Cinderella (Cabello) is a still an orphan living with her wicked stepmother, but now she has career ambitions, to be a dressmaker. She still has a romance with a prince (Nicholas Galitzine's "Prince Robert"), but she's in no hurry to get married or become a princess. There's also a king and queen (Pierce Brosnan and Minnie Driver), whose arc proceeds as if the queen discovered The Feminine Mystique halfway through the movie, and they have a young daughter (Tallulah Greive) with her own plans for governance of the kingdom. Even the Wicked Stepmother (Idina Menzel) is humanized, and given thwarted dreams of musical stardom.

And there's more racial diversity than Cinderella movies typically offer—and the "fairy godmother" is a man, played by Pose star Billy Porter. Does the very thought of this piss you off ? Does it make you decry the decadent, woke perfidy of the alliance between Hollywood and Big Tech, as demonstrated in this Sony production, which Amazon released? If so, wait until next week's Everybody's Talking About Jamie, Amazon's triumphant musical movie about a British teenager who dreams of becoming a drag queen. The movie's promoters, meanwhile, probably didn't help matters with that viral video of the movie's cast—including Corden in a mouse costume—blocking a highway in Los Angeles while dancing.

Cinderella was written and directed by Kay Cannon, a former 30 Rock writer who was a primary auteur of the Pitch Perfect movies, writing all three and producing the last two.
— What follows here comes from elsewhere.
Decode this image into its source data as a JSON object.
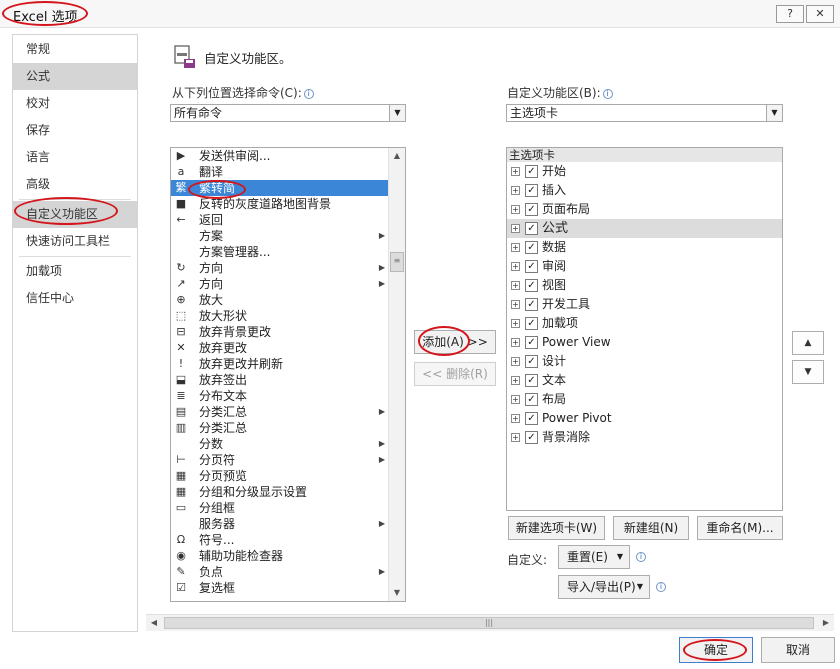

She wrote and directed 2018's Blockers, a fantastic, raunchy comedy that also had a feminist twist. Cannon's Cinderella, at least musically, takes a similar approach to the Pitch Perfect series: It's a musical, but most of the songs are pop standards. There are elaborate, well-staged numbers out of Janet Jackson's "Rhythm Nation," Queen's "Somebody to Love," Ed Sheeran's "Perfect," and a montage of Salt-N-Pepa's "Whatta Man" and the White Stripes' "Seven Nation Army." There are also some original songs, which are forgettable.

Most of what makes the movie go is Camila Cabello, in her first major movie role after several years as a pop star. She's an immensely appealing performer. Obscure English actor Nicholas Galitzine is fine as the prince, although Nicholas Hoult's glorious turn as Emperor Peter III on the Hulu series The Great was a much better version of the Royal Failson performance that Galitzine was going for here.

Bresnan is hilariously boorish as the king, with Driver getting her best part in years as the queen—and it turns out she can sing. (Brosnan, as anyone who remembers Mamma Mia, can’t, but at least this movie plays it for comedy.) And the Broadway legend Menzel shows once again why she’s one of the best current musical performers.